Reading: Chapters 4 & 5 in *IMS* and Chapter 2 in *Modern Dive*
## Unit 3: Regression Modeling (Weeks 4 & 5)
In this unit we begin exploring formal statistical methods. You will put the tools you learned for wrangling and visualizing to work in the context of linear regression. We will start in a familiar context---linear regression. Once we've explored the concepts of "simple" / basic regression we will turn up the heat and add some additional explanatory variables using multiple linear regression.
Reading: Chapters 5 & 6 in *Modern Dive*
## Unit 4: Model Selection & Inference for Regression (Weeks 6 & 7)

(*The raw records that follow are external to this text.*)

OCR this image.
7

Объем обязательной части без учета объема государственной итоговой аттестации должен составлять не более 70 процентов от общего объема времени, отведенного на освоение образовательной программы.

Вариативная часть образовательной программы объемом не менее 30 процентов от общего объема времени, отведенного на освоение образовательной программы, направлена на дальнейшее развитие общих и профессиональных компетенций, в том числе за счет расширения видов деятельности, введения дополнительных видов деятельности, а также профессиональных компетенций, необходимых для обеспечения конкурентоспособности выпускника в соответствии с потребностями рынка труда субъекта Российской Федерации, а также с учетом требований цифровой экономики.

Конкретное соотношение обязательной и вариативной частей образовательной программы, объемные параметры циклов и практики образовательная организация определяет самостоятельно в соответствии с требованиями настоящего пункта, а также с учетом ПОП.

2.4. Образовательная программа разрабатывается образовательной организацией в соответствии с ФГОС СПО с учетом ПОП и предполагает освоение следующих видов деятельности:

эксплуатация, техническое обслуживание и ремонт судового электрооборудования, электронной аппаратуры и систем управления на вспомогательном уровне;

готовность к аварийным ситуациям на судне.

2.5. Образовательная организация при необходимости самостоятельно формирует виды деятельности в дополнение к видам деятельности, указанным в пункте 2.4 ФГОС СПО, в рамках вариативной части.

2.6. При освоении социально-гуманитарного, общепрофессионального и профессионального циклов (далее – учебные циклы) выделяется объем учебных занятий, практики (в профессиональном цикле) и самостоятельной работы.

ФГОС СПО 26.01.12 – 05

This unit focuses on how we decide what variables should be included in our regression models and what we can say about the final models we obtain. We will explore these ideas using concepts you have seen before: hypothesis tests and confidence intervals. We will visit the ideas of p-values and significance testing, with a emphasis on making (and justifying) sound scientific decisions with the intention of obtaining the *best* regression model we can.
Reading: Supplementary resources written / compiled by Dr. Theobold
## Unit 5: Condition Violations (Week 8)
There are occasions where the conditions required for linear regression are violated. Rather than throwing up our hands and saying "Oh, well!", we can use variable transformations to lessen condition violations. This unit will explore the use of log transformations to remedy non-linear relationships and non-constant variance.
Reading: Supplementary resources written / compiled by Dr. Theobold
## Unit 6: ANOVA (Weeks 9 & 10)
To wrap up the quarter, we will look at a special case of linear regression--ANOVA. In this special case, our regression will include **only** categorical variables as explanatory variables. We will first review how we compare the means of two groups and then connect with what we learned about categorical variables in multiple linear to conceptualize how we can compare the means of three or more groups.
This unit will explore Chapter 22 in *IMS*, with supplementary materials created by Dr. Theobold.